Vado a vedere il Globe Theater shakespeariano, ricostruito, guarda un po’ con soldi raccolti scrupolosamente da un americano, mica da un inglese. Però eccolo lì. Le spiegazioni sono meticolose fino alla pignoleria, la visita guidata dura un sacco di tempo perché la guida ci tiene a fare bene il lavoro per cui è pagata. E ti dice e ti spiega fino all’ultimo sedile, come è costruito e perché, cose che in fondo non vuoi neppure sapere, non te ne importa, ti basta dare un’occhiata globale. Ma no. La guida il suo lavoro lo deve fare e lo fa e coinvolge i turisti con battute che io non capisco ma che posso solo immaginare.
Poi vai a Windsor, il castello inglese per antonomasia, medievale, imponente. La regina apre i suoi spazi privati a tutti i cittadini inglesi e non, basta che paghino l’ingresso. Ma la gentilezza del personale e l’accoglienza vale tutto il viaggio e i soldi spesi. Tu dici ma si può vedere che una regina apra la sua casa le sue stanze, che si vendano i souvenir con la sua faccia stampata dappertutto, anche sugli strofinacci da cucina? E sì per i suoi novant’anni giubilari, la regina ha fatto questo e molto altro. D’altra parte la gigantografia che la ritrae all’ingresso del castello, non mostra una donna dall’aspetto regale con la corona in testa, ma una donna anziana in blazer e scarpe comode attorniata da tutti i suoi pronipoti.
Ecco questo concetto di regalità mi è stato chiaro solo lì.
L’imponenza del castello, le linee pure dell’architettura medievale, quelle sì, riconducono all’idea di maestà, l’erba verde dei giardini è la stessa però di tutti gli altri parchi cittadini.
Mi colpisce lo slogan nella metropolitana e nei treni: vuoi vedere il mondo? Vieni a Londra. Capisco il perché. Tutto il mondo lì è a casa sua. E allora pensi a come abbiano potuto, gli stessi inglesi, votare per la Brexit. Ma come? Vogliono separarsi dal mondo? O forse il mondo che c’è a Londra è separato già dal resto del Regno Unito? Si dice che gli inglesi ci tengono alle tradizioni.
Il mio sogno erano i Beatles e tutto quanto era dentro l’atmosfera degli anni sessanta e settanta. E adesso? Questo sogno si infrangerà con questa realtà? E tutti i ragazzi di tutti i colori che lavorano nei bar, nei pub, nei ristoranti, nelle librerie, nei fast food, nelle stazioni metropolitane, nei bagni pubblici, non saranno più inglesi degli inglesi?

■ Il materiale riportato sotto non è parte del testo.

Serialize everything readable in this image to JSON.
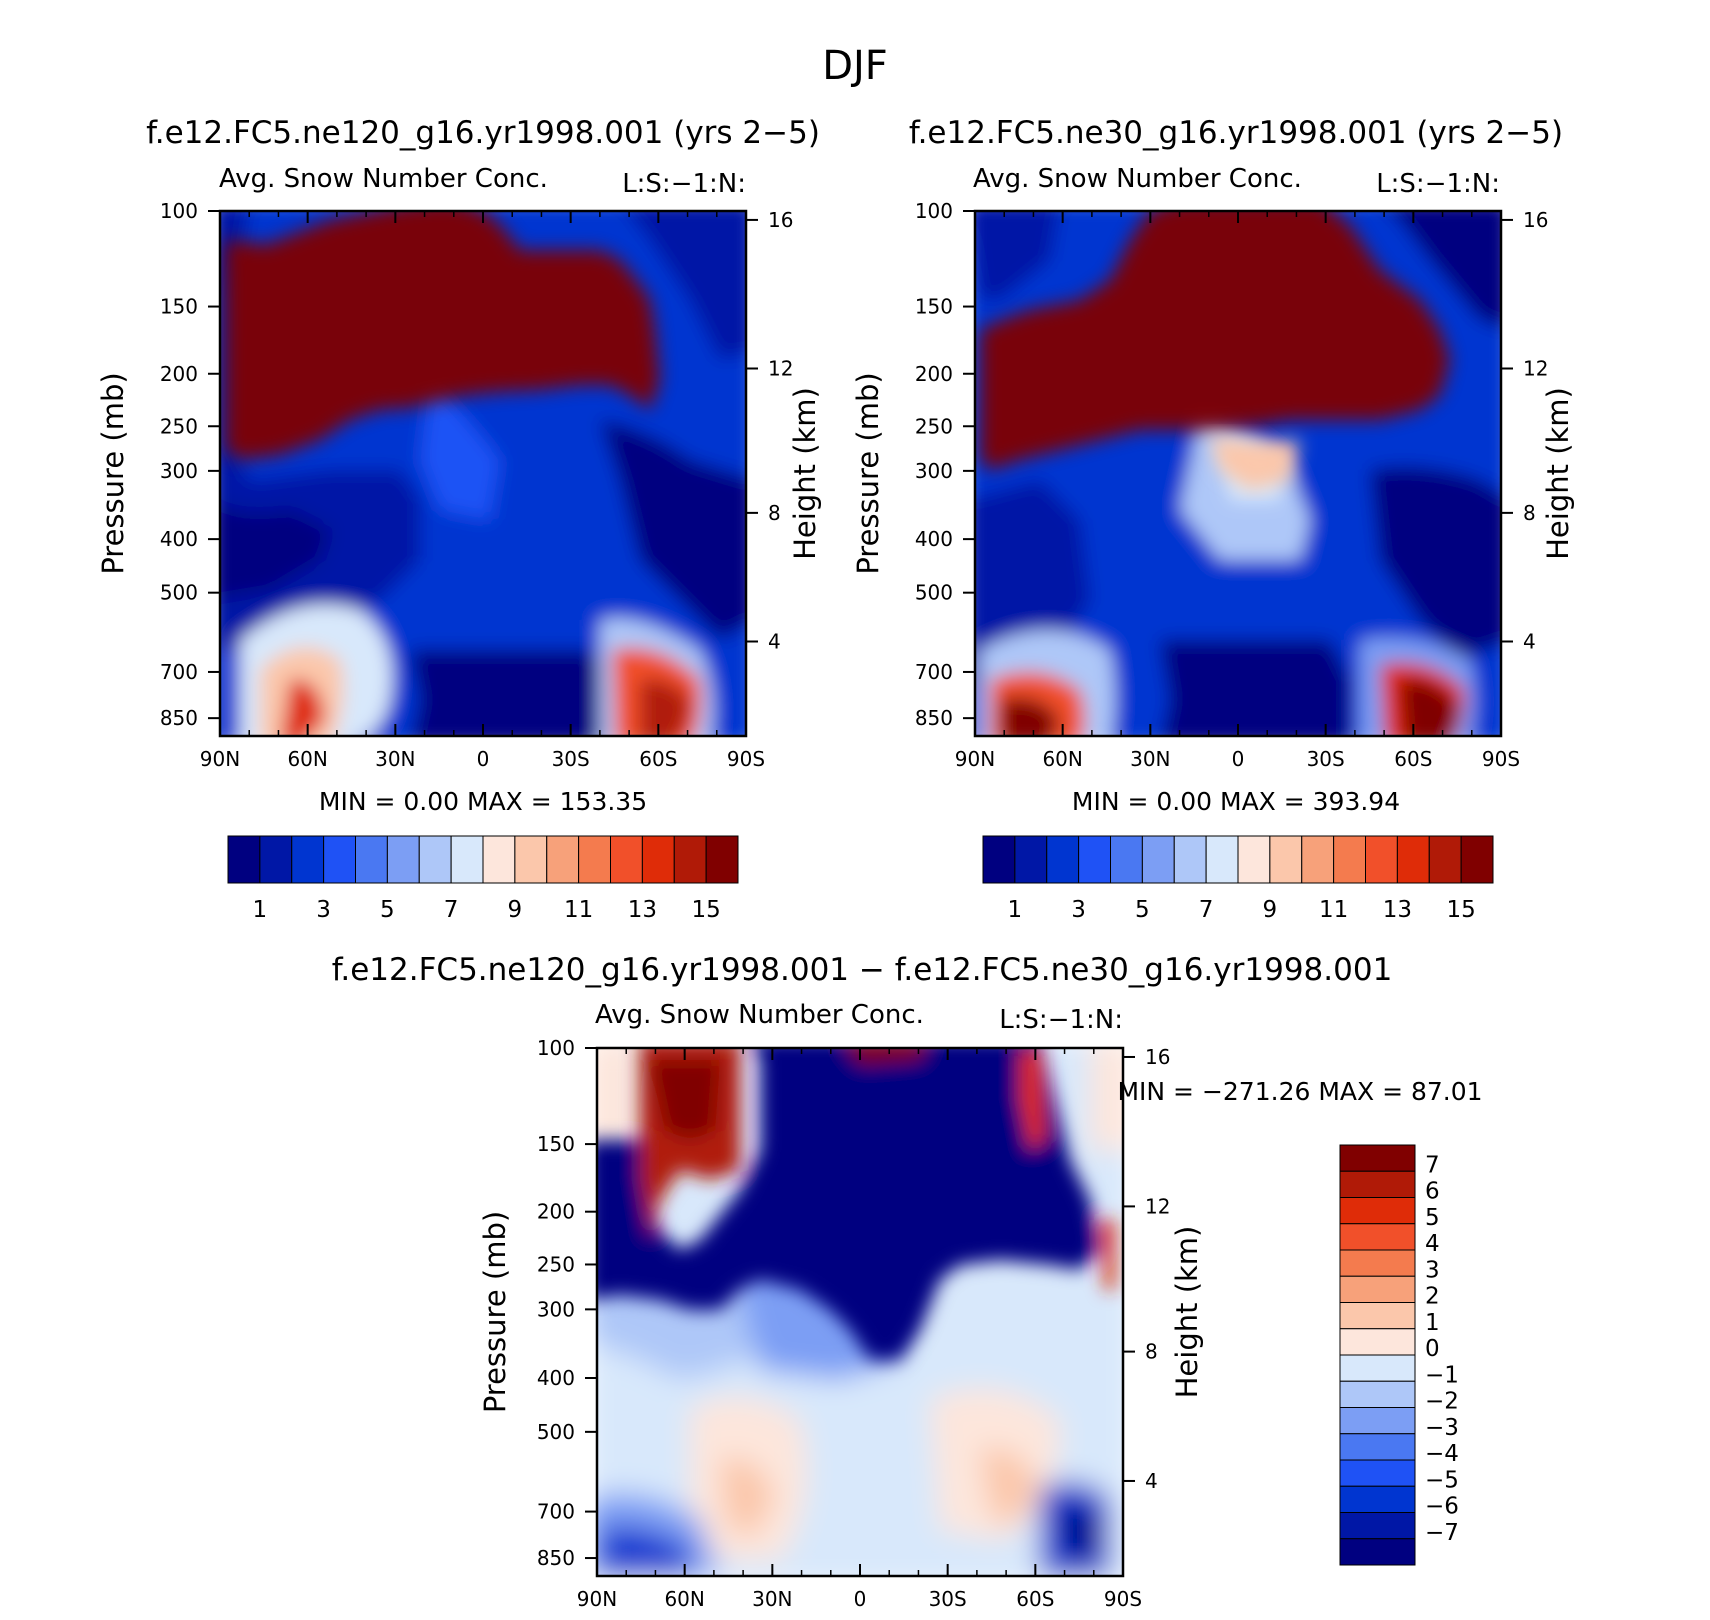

Non tengono pulita la città, non nutrono i milioni di uomini e donne che transitano quotidianamente in questa megolopoli? Beh, io alla BREXIT non ci credo. Non può essere . Forse Londra non è tutta la gran Bretagna.
Sono ormai alla fine del viaggio. Sono nel taxi che da Londra mi porta a Heathrow, sono le cinque del mattino, ai lati dell’autostrada, nell’alba ancora livida, solo fitti alberi gocciolanti di pioggia, canticchio tra me e me la canzone di John Lennon
Imagine there’s no countries
It isn’t hard to do
Nothing to kill or die for
And no religion too
Imagine all the people
Living life in peace…
Anche questo, forse, rimarrà un sogno.